Originally Posted by Jim McDougall
Rajesh, I am grateful for the opportunity to learn more about these American Indian weapons, and while I am constantly travelling through these very regions, I have been remiss in not learning more before.
In more research last night, I found the following which although pertaining to the Sioux tribes, certainly may be applied more broadly to Plains tribal situations in general. It is from a paper for the 'Academy of Science'
"War Clubs of the Sioux Indians"
and I hope will serve in our archived corpus of material for future research as well as insight into this particular case involving these weapons.
"...the most formidable war club was the one adopted about 1850 with a stone head and wooden handle Indeed a blow from one of these struck by a strong Indian, would crush the skull of most animals. They were made, however, primarily for warfare. That these stone head clubs were not made, prior to the period mentioned is proven by the fact that practically none are found in the territory occupied by the Sioux. This writer has never found one and has collected extensively along the Minnesota, Blue Earth and Wantonwan rivers of southern Minnesota where the Sioux lived for many years before coming into Dakota territory. A very few have been found in South Dakota, but the small number indicates that they were made only within a short period.

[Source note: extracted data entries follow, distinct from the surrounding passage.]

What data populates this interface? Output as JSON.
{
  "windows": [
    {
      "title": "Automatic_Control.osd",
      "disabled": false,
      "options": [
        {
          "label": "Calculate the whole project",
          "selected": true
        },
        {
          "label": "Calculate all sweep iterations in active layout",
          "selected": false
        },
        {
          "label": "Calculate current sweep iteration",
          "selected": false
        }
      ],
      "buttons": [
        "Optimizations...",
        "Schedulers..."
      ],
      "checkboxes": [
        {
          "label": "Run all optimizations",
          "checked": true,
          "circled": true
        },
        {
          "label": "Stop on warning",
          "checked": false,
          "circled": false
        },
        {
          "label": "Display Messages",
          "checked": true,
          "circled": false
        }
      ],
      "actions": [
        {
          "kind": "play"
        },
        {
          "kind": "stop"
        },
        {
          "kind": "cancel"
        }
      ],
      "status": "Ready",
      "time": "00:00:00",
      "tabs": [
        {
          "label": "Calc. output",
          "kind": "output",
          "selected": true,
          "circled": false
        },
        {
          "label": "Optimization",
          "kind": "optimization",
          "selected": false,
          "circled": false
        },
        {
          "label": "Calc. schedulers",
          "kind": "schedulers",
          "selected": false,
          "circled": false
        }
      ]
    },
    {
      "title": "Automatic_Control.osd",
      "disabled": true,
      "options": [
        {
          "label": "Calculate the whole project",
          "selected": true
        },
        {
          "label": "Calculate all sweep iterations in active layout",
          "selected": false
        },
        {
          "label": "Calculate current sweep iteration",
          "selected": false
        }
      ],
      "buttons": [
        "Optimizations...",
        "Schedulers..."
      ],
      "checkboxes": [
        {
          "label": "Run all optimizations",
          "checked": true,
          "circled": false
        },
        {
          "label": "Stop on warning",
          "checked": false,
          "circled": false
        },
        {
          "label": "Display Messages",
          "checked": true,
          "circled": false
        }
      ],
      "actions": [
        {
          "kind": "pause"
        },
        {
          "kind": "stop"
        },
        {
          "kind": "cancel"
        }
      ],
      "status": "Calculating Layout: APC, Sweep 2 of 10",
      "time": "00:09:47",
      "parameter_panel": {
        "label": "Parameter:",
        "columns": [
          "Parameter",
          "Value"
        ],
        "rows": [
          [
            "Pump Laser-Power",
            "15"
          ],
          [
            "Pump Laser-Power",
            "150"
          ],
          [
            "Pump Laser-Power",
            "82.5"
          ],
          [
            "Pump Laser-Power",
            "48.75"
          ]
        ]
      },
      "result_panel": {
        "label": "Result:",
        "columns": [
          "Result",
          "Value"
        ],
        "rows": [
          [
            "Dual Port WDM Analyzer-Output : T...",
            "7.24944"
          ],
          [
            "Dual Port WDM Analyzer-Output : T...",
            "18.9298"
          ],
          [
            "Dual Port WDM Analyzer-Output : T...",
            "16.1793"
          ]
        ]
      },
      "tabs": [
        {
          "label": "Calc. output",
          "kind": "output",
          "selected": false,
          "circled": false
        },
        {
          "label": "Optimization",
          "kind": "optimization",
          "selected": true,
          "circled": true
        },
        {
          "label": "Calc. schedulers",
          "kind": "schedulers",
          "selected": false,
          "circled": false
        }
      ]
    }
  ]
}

Why was the stone head adopted at this late date? Was it possible that the Sioux had no need of such a weapon of warfare until changes brought about by the readjustment of Indian affairs made it necessary to adopt it? The evidence shows that the period of activity of manufacture of the stone heads was during the 1870s and early part of the 1880s. This was the time of unrest, or rather when the Sioux made the last effort for supremacy over the whites. Nevertheless, historically, war clubs with stone heads are not old; practically all were made between 1850 and 1890. It may be said that they were the work of the last generation.

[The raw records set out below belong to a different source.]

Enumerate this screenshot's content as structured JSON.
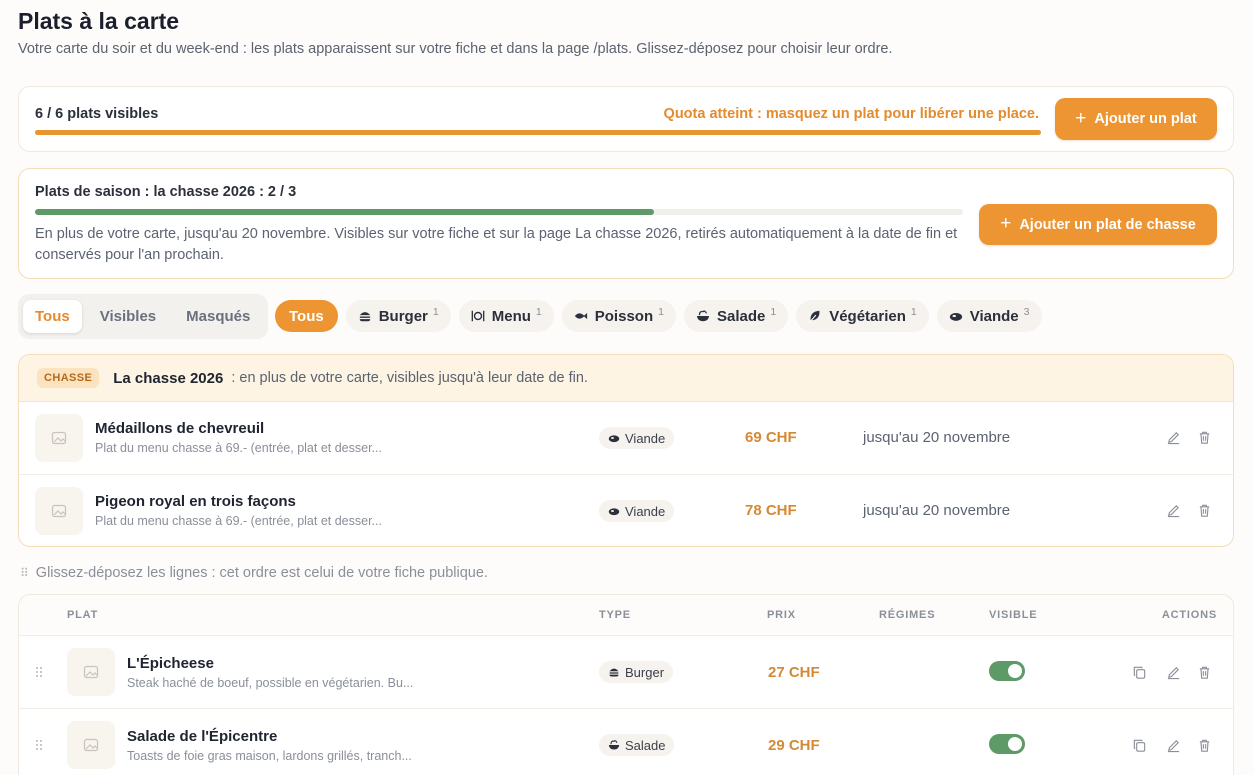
{
  "header": {
    "title": "Plats à la carte",
    "subtitle": "Votre carte du soir et du week-end : les plats apparaissent sur votre fiche et dans la page /plats. Glissez-déposez pour choisir leur ordre."
  },
  "quota": {
    "count_label": "6 / 6 plats visibles",
    "used": 6,
    "max": 6,
    "warning": "Quota atteint : masquez un plat pour libérer une place.",
    "add_button": "Ajouter un plat"
  },
  "season": {
    "title": "Plats de saison : la chasse 2026 : 2 / 3",
    "used": 2,
    "max": 3,
    "description": "En plus de votre carte, jusqu'au 20 novembre. Visibles sur votre fiche et sur la page La chasse 2026, retirés automatiquement à la date de fin et conservés pour l'an prochain.",
    "add_button": "Ajouter un plat de chasse"
  },
  "visibility_filter": {
    "options": [
      "Tous",
      "Visibles",
      "Masqués"
    ],
    "selected": "Tous"
  },
  "category_chips": [
    {
      "label": "Tous",
      "count": "",
      "icon": "",
      "active": true
    },
    {
      "label": "Burger",
      "count": "1",
      "icon": "burger-icon",
      "active": false
    },
    {
      "label": "Menu",
      "count": "1",
      "icon": "plate-cutlery-icon",
      "active": false
    },
    {
      "label": "Poisson",
      "count": "1",
      "icon": "fish-icon",
      "active": false
    },
    {
      "label": "Salade",
      "count": "1",
      "icon": "salad-icon",
      "active": false
    },
    {
      "label": "Végétarien",
      "count": "1",
      "icon": "leaf-icon",
      "active": false
    },
    {
      "label": "Viande",
      "count": "3",
      "icon": "meat-icon",
      "active": false
    }
  ],
  "hunt_section": {
    "badge": "CHASSE",
    "name": "La chasse 2026",
    "note": ": en plus de votre carte, visibles jusqu'à leur date de fin.",
    "rows": [
      {
        "name": "Médaillons de chevreuil",
        "description": "Plat du menu chasse à 69.- (entrée, plat et desser...",
        "type": "Viande",
        "price": "69 CHF",
        "until": "jusqu'au 20 novembre"
      },
      {
        "name": "Pigeon royal en trois façons",
        "description": "Plat du menu chasse à 69.- (entrée, plat et desser...",
        "type": "Viande",
        "price": "78 CHF",
        "until": "jusqu'au 20 novembre"
      }
    ]
  },
  "drag_hint": "Glissez-déposez les lignes : cet ordre est celui de votre fiche publique.",
  "table": {
    "headers": {
      "plat": "PLAT",
      "type": "TYPE",
      "prix": "PRIX",
      "regimes": "RÉGIMES",
      "visible": "VISIBLE",
      "actions": "ACTIONS"
    },
    "rows": [
      {
        "name": "L'Épicheese",
        "description": "Steak haché de boeuf, possible en végétarien. Bu...",
        "type": "Burger",
        "price": "27 CHF",
        "visible": true
      },
      {
        "name": "Salade de l'Épicentre",
        "description": "Toasts de foie gras maison, lardons grillés, tranch...",
        "type": "Salade",
        "price": "29 CHF",
        "visible": true
      }
    ]
  },
  "colors": {
    "accent": "#ec9532",
    "success": "#5d9a67",
    "warning_text": "#e38b2d"
  }
}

These stone heads were made from hard material, usually granite or quartzite The type form is double cone, varying to egg shape, but always with a groove around the middle in which the handle was fastened.
The stone head war club averaged about two pounds in weight. It was attached to a wooden handle about 20 inches in length. These handles were small. When they were shaped to the proper size, one end was split and half of it removed , leaving enough of the other half to reach around the groove and extend a few inches down the handle, which was then wrapped with green rawhide, the leather extending around the wood in the groove. When dried, the rawhide shrank and the handle was fastened on securely.
As with most native implements the war clubs were more or less decorated.This was usually done with three or four eagle feathers or a cluster of painted hair from the tail of a horse, fastened at one or both ends. Frequently the handle was decorated with beads or porcupine quills.
The fact should be emphasized that we must not confuse the Sioux war clubs with the grooved stone mauls found so abundantly over the northwest prairie states. The latter will average five or six pounds in weight, are differently shaped, and are a distant implement made by an earlier inhabitant.
Many fake or imitation stone head war clubs have been made since 1890 out of soft material, as pipestone, gypsum and sandstone.
Clubs made in earlier times were mostly for ceremonial or decorative purposes, while those made after 1850 were for warfare. ".
The reason I wanted to add this excerpted material from this important paper here is that it gives a unique overview regarding these very weapons written in an anthropological perspective in key seminal times in these studies.
It must be remembered that in 1920, new interest had been rekindled toward the American Indian, and actually many interviews and studies were accomplished with surviving members of these tribes who had actually been at historic events of earlier times. For the first time even warriors who had been at the Little Big Horn gave their own recollections of the event as recounted in "The Custer Myth".
Returning to the item posted here, while not made in exactly the same method as the stone war clubs described here, it does seem to have enough of the character to suggest it was probably made by a Native American individual following the manner used for actual weapons.
It may likely be 'reservation period' and produced for ceremonial or perhaps dance use, but as noted, certainly has its own ethnographic value as such.